Says Thompson: “Family Guy was much more outrageous than what The Simpsons had done. When The Simpsons came out, people thought it was going to be the end of civilization as we knew it. The Simpsons looks like a Sunday school lesson compared to what Family Guy would do.”

But that’s what Deborah Winslow, longtime Family Guy retakes director and current promotions director, loves most about the place where she’s worked for 14 years. “Nobody’s sacred. Nothing is safe. Equal opportunity: We’ll pick on everybody,” she says. “A lot of times people might take one thing and go, ‘Hey, this was mean to that group of people!’ Relax. We’ll get to everybody. It’s never anything personal. It’s good to laugh at yourself.”
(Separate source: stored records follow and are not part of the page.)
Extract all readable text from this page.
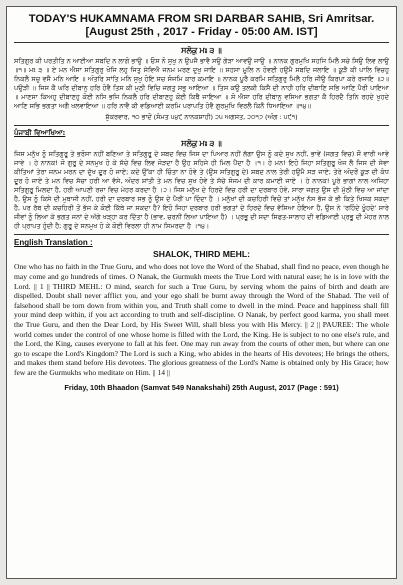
TODAY'S HUKAMNAMA FROM SRI DARBAR SAHIB, Sri Amritsar.
[August 25th , 2017 - Friday - 05:00 AM. IST]
ਸਲੋਕੁ ਮਃ ੩ ॥

ਸਤਿਗੁਰ ਕੀ ਪਰਤੀਤਿ ਨ ਆਈਆ ਸਬਦਿ ਨ ਲਾਗੋ ਭਾਉ ॥ ਓਸ ਨੋ ਸੁਖੁ ਨ ਉਪਜੈ ਭਾਵੈ ਸਉ ਗੇੜਾ ਆਵਉ ਜਾਉ ॥ ਨਾਨਕ ਗੁਰਮੁਖਿ ਸਹਜਿ ਮਿਲੈ ਸਚੇ ਸਿਉ ਲਿਵ ਲਾਉ ॥੧॥ ਮਃ ੩ ॥ ਏ ਮਨ ਐਸਾ ਸਤਿਗੁਰੁ ਖੋਜਿ ਲਹੁ ਜਿਤੁ ਸੇਵਿਐ ਜਨਮ ਮਰਣ ਦੁਖੁ ਜਾਇ ॥ ਸਹਸਾ ਮੂਲਿ ਨ ਹੋਵਈ ਹਉਮੈ ਸਬਦਿ ਜਲਾਇ ॥ ਕੂੜੈ ਕੀ ਪਾਲਿ ਵਿਚਹੁ ਨਿਕਲੈ ਸਚੁ ਵਸੈ ਮਨਿ ਆਇ ॥ ਅੰਤਰਿ ਸਾਂਤਿ ਮਨਿ ਸੁਖੁ ਹੋਇ ਸਚ ਸੰਜਮਿ ਕਾਰ ਕਮਾਇ ॥ ਨਾਨਕ ਪੂਰੈ ਕਰਮਿ ਸਤਿਗੁਰੁ ਮਿਲੈ ਹਰਿ ਜੀਉ ਕਿਰਪਾ ਕਰੇ ਰਜਾਇ ॥੨॥ ਪਉੜੀ ॥ ਜਿਸ ਕੈ ਘਰਿ ਦੀਬਾਨੁ ਹਰਿ ਹੋਵੈ ਤਿਸ ਕੀ ਮੁਠੀ ਵਿਚਿ ਜਗਤੁ ਸਭੁ ਆਇਆ ॥ ਤਿਸ ਕਉ ਤਲਕੀ ਕਿਸੈ ਦੀ ਨਾਹੀ ਹਰਿ ਦੀਬਾਣਿ ਸਭਿ ਆਣਿ ਪੈਰੀ ਪਾਇਆ ॥ ਮਾਣਸਾ ਕਿਅਹੁ ਦੀਬਾਣਹੁ ਕੋਈ ਨਸਿ ਭਜਿ ਨਿਕਲੈ ਹਰਿ ਦੀਬਾਣਹੁ ਕੋਈ ਕਿਥੈ ਜਾਇਆ ॥ ਸੋ ਐਸਾ ਹਰਿ ਦੀਬਾਨੁ ਵਸਿਆ ਭਗਤਾ ਕੈ ਹਿਰਦੈ ਤਿਨਿ ਰਹਦੇ ਖੁਹਦੇ ਆਣਿ ਸਭਿ ਭਗਤਾ ਅਗੈ ਖਲਵਾਇਆ ॥ ਹਰਿ ਨਾਵੈ ਕੀ ਵਡਿਆਈ ਕਰਮਿ ਪਰਾਪਤਿ ਹੋਵੈ ਗੁਰਮੁਖਿ ਵਿਰਲੈ ਕਿਨੈ ਧਿਆਇਆ ॥੧੪॥

ਸ਼ੁੱਕਰਵਾਰ, ੧੦ ਭਾਦੋਂ (ਸੰਮਤ ੫੪੯ ਨਾਨਕਸ਼ਾਹੀ) ੨੫ ਅਗਸਤ, ੨੦੧੭ (ਅੰਗ : ੫੯੧)
ਪੰਜਾਬੀ ਵਿਆਖਿਆ:
ਸਲੋਕੁ ਮਃ ੩ ॥

ਜਿਸ ਮਨੁੱਖ ਨੂੰ ਸਤਿਗੁਰੂ ਤੇ ਭਰੋਸਾ ਨਹੀਂ ਬਣਿਆ ਤੇ ਸਤਿਗੁਰੂ ਦੇ ਸ਼ਬਦ ਵਿਚ ਜਿਸ ਦਾ ਪਿਆਰ ਨਹੀਂ ਲੱਗਾ ਉਸ ਨੂੰ ਕਦੇ ਸੁਖ ਨਹੀਂ, ਭਾਵੇਂ (ਜਗਤ ਵਿਚ) ਸੌ ਵਾਰੀ ਆਵੇ ਜਾਵੇ । ਹੇ ਨਾਨਕ! ਜੋ ਗੁਰੂ ਦੇ ਸਨਮੁਖ ਹੋ ਕੇ ਸੱਚੇ ਵਿਚ ਲਿਵ ਜੋੜਦਾ ਹੈ ਉਹ ਸਹਿਜੇ ਹੀ ਮਿਲ ਪੈਂਦਾ ਹੈ ।੧। ਹੇ ਮਨ! ਇਹੋ ਜਿਹਾ ਸਤਿਗੁਰੂ ਖੋਜ ਲੈ ਜਿਸ ਦੀ ਸੇਵਾ ਕੀਤਿਆਂ ਤੇਰਾ ਜਨਮ ਮਰਨ ਦਾ ਦੁੱਖ ਦੂਰ ਹੋ ਜਾਏ; ਕਦੇ ਉੱਕਾ ਹੀ ਚਿੰਤਾ ਨਾ ਹੋਵੇ ਤੇ (ਉਸ ਸਤਿਗੁਰੂ ਦੇ) ਸ਼ਬਦ ਨਾਲ ਤੇਰੀ ਹਉਮੈ ਸੜ ਜਾਏ; ਤੇਰੇ ਅੰਦਰੋਂ ਕੂੜ ਦੀ ਕੰਧ ਦੂਰ ਹੋ ਜਾਏ ਤੇ ਮਨ ਵਿਚ ਸੱਚਾ ਹਰੀ ਆ ਵੱਸੇ, ਅੰਦਰ ਸ਼ਾਂਤੀ ਤੇ ਮਨ ਵਿਚ ਸੁਖ ਹੋਵੇ ਤੇ ਸੱਚੇ ਸੰਜਮ ਦੀ ਕਾਰ ਕਮਾਈ ਜਾਏ । ਹੇ ਨਾਨਕ! ਪੂਰੇ ਭਾਗਾਂ ਨਾਲ ਅਜਿਹਾ ਸਤਿਗੁਰੂ ਮਿਲਦਾ ਹੈ, ਹਰੀ ਆਪਣੀ ਰਜ਼ਾ ਵਿਚ ਮੇਹਰ ਕਰਦਾ ਹੈ ।੨। ਜਿਸ ਮਨੁੱਖ ਦੇ ਹਿਰਦੇ ਵਿਚ ਹਰੀ ਦਾ ਦਰਬਾਰ ਹੋਵੇ, ਸਾਰਾ ਜਗਤ ਉਸ ਦੀ ਮੁੱਠੀ ਵਿਚ ਆ ਜਾਂਦਾ ਹੈ, ਉਸ ਨੂੰ ਕਿਸੇ ਦੀ ਮੁਥਾਜੀ ਨਹੀਂ, ਹਰੀ ਦਾ ਦਰਬਾਰ ਸਭ ਨੂੰ ਉਸ ਦੇ ਪੈਰੀਂ ਪਾ ਦਿੰਦਾ ਹੈ । ਮਨੁੱਖਾਂ ਦੀ ਕਚਹਿਰੀ ਵਿਚੋਂ ਤਾਂ ਮਨੁੱਖ ਨੱਸ ਭੱਜ ਕੇ ਭੀ ਕਿਤੇ ਖਿਸਕ ਸਕਦਾ ਹੈ, ਪਰ ਰੱਬ ਦੀ ਕਚਹਿਰੀ ਤੋਂ ਭੱਜ ਕੇ ਕੋਈ ਕਿੱਥੇ ਜਾ ਸਕਦਾ ਹੈ? ਇਹੋ ਜਿਹਾ ਦਰਬਾਰ ਹਰੀ ਭਗਤਾਂ ਦੇ ਹਿਰਦੇ ਵਿਚ ਵੱਸਿਆ ਹੋਇਆ ਹੈ, ਉਸ ਨੇ 'ਰਹਿੰਦੇ ਖੂੰਹਦੇ' ਸਾਰੇ ਜੀਵਾਂ ਨੂੰ ਲਿਆ ਕੇ ਭਗਤ ਜਨਾਂ ਦੇ ਅੱਗੇ ਖੜ੍ਹਾ ਕਰ ਦਿੱਤਾ ਹੈ (ਭਾਵ, ਚਰਨੀਂ ਲਿਆ ਪਾਇਆ ਹੈ) । ਪ੍ਰਭੂ ਦੀ ਸਦਾ ਸਿਫਤ-ਸਾਲਾਹ ਦੀ ਵਡਿਆਈ ਪ੍ਰਭੂ ਦੀ ਮੇਹਰ ਨਾਲ ਹੀ ਪ੍ਰਾਪਤ ਹੁੰਦੀ ਹੈ; ਗੁਰੂ ਦੇ ਸਨਮੁਖ ਹੋ ਕੇ ਕੋਈ ਵਿਰਲਾ ਹੀ ਨਾਮ ਸਿਮਰਦਾ ਹੈ ।੧੪।

English Translation :
SHALOK, THIRD MEHL:

One who has no faith in the True Guru, and who does not love the Word of the Shabad, shall find no peace, even though he may come and go hundreds of times. O Nanak, the Gurmukh meets the True Lord with natural ease; he is in love with the Lord. || 1 || THIRD MEHL: O mind, search for such a True Guru, by serving whom the pains of birth and death are dispelled. Doubt shall never afflict you, and your ego shall be burnt away through the Word of the Shabad. The veil of falsehood shall be torn down from within you, and Truth shall come to dwell in the mind. Peace and happiness shall fill your mind deep within, if you act according to truth and self-discipline. O Nanak, by perfect good karma, you shall meet the True Guru, and then the Dear Lord, by His Sweet Will, shall bless you with His Mercy. || 2 || PAUREE: The whole world comes under the control of one whose home is filled with the Lord, the King. He is subject to no one else's rule, and the Lord, the King, causes everyone to fall at his feet. One may run away from the courts of other men, but where can one go to escape the Lord's Kingdom? The Lord is such a King, who abides in the hearts of His devotees; He brings the others, and makes them stand before His devotees. The glorious greatness of the Lord's Name is obtained only by His Grace; how few are the Gurmukhs who meditate on Him. || 14 ||

Friday, 10th Bhaadon (Samvat 549 Nanakshahi) 25th August, 2017 (Page : 591)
SpongeBob SquarePants (1999-present)

Emmys Cred: 9 Primetime nominations since 2002; 6 Daytime nominations and 4 wins (the latest in 2018)
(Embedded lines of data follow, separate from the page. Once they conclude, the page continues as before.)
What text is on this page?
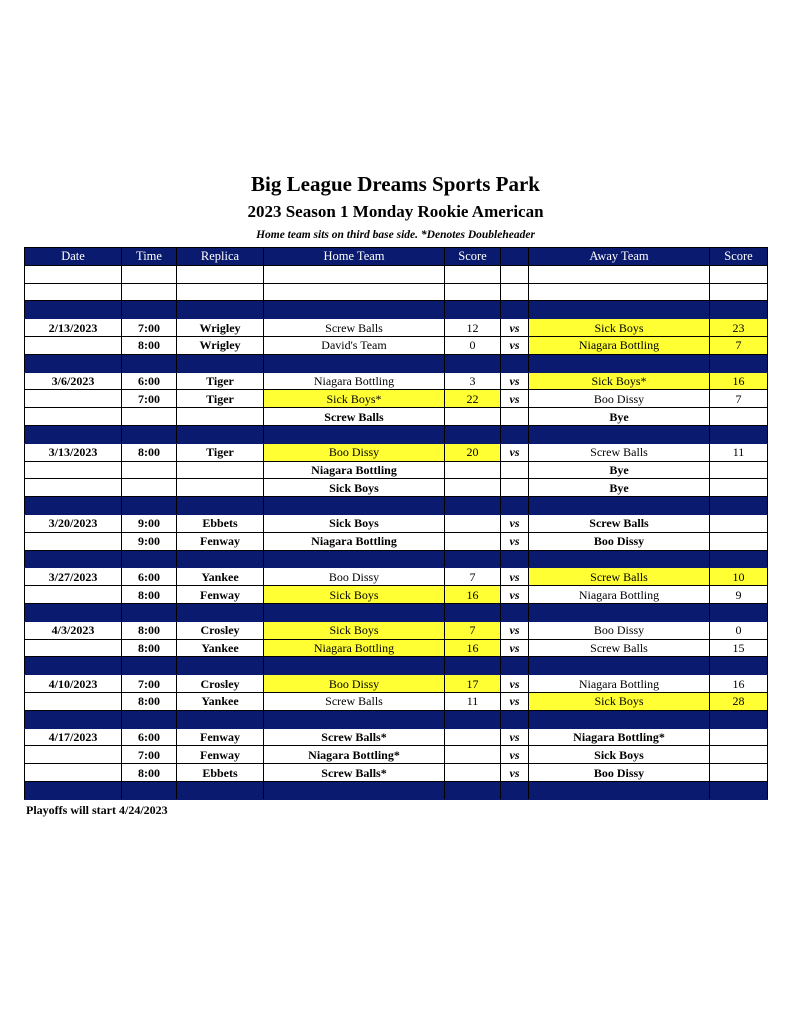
Big League Dreams Sports Park
2023 Season 1 Monday Rookie American
Home team sits on third base side. *Denotes Doubleheader
Date	Time	Replica	Home Team	Score		Away Team	Score

2/13/2023	7:00	Wrigley	Screw Balls	12	vs	Sick Boys	23
	8:00	Wrigley	David's Team	0	vs	Niagara Bottling	7

3/6/2023	6:00	Tiger	Niagara Bottling	3	vs	Sick Boys*	16
	7:00	Tiger	Sick Boys*	22	vs	Boo Dissy	7
			Screw Balls			Bye	

3/13/2023	8:00	Tiger	Boo Dissy	20	vs	Screw Balls	11
			Niagara Bottling			Bye	
			Sick Boys			Bye	

3/20/2023	9:00	Ebbets	Sick Boys		vs	Screw Balls	
	9:00	Fenway	Niagara Bottling		vs	Boo Dissy	

3/27/2023	6:00	Yankee	Boo Dissy	7	vs	Screw Balls	10
	8:00	Fenway	Sick Boys	16	vs	Niagara Bottling	9

4/3/2023	8:00	Crosley	Sick Boys	7	vs	Boo Dissy	0
	8:00	Yankee	Niagara Bottling	16	vs	Screw Balls	15

4/10/2023	7:00	Crosley	Boo Dissy	17	vs	Niagara Bottling	16
	8:00	Yankee	Screw Balls	11	vs	Sick Boys	28

4/17/2023	6:00	Fenway	Screw Balls*		vs	Niagara Bottling*	
	7:00	Fenway	Niagara Bottling*		vs	Sick Boys	
	8:00	Ebbets	Screw Balls*		vs	Boo Dissy	

Playoffs will start 4/24/2023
Paula Spence’s first job in animation was as a background artist during the first three seasons of SpongeBob SquarePants, the wacky, long-running kids show about a sponge that lives in a pineapple under the sea. She and her colleagues worked on the first episodes in a bubble, and were worried that by scheduling the show against the biggest animated series at the time—Pokémon—the network was signaling that it didn’t have faith in the series. 

In fact, it was the opposite—and nearly 20 years later, SpongeBob has spawned multiple movies and even a Broadway musical. “He’s so quirky and fun and he’s everybody’s friend,” Spence says of the character’s appeal. “The kids just think he’s silly and love his antics and parents can sit back and enjoy just how crazy he is.”

Again, the sophistication level and the appeal for parents as well as kids is what pop culture expert Thompson credits for the series’ longevity. “This was designed for little children,” he says. “At the same time, any parent who happened to be in the room when they sat their kid in front of Spongebob SquarePants realized that there was so much more going on than just something for the 5-year-old.”

Take an episode called “The Paper,” about SpongeBob turning a gum wrapper discarded by another character into something beautiful. “Spongebob, who’s got a pure spirit, and a great imagination, and a critical mind, is able to turn this piece of garbage into the most delightful thing in the world. Whereas Squidward doesn’t have that ability,” Thompson says. “I think it’s one of the greatest episodes of television of all time—animation or otherwise. And it went less than 15 minutes.”


Bob’s Burgers (2011-present)

Emmys Cred: 4 nominations and 2 wins for Outstanding Animated Program; an additional 2 nominations

There’s a reason so many TV series —animated or live-action—focus on families: because people can see themselves in the characters. But unlike other animated series, Bob’s Burgers, about the Belcher family and their seaside burger joint, eschews crude humor for puns and sweet, genuine emotion about a happy family with two parents who love their three, very strange, wildly different children and don’t want to change a thing about them. And in a television landscape increasingly filled with antiheroes and heavy dramas, that’s a rarity.

“Unlike other primetime animated shows it’s not for adults only. It’s pretty family-friendly,” says director Chris Song. In fact, his own kids love the show —and it’s one series he’s worked on that his kids have been able to watch.

Says Thompson, “If the outrageousness of Family Guy was married to the innocence of SpongeBobBob’s Burgers is something of the offspring.”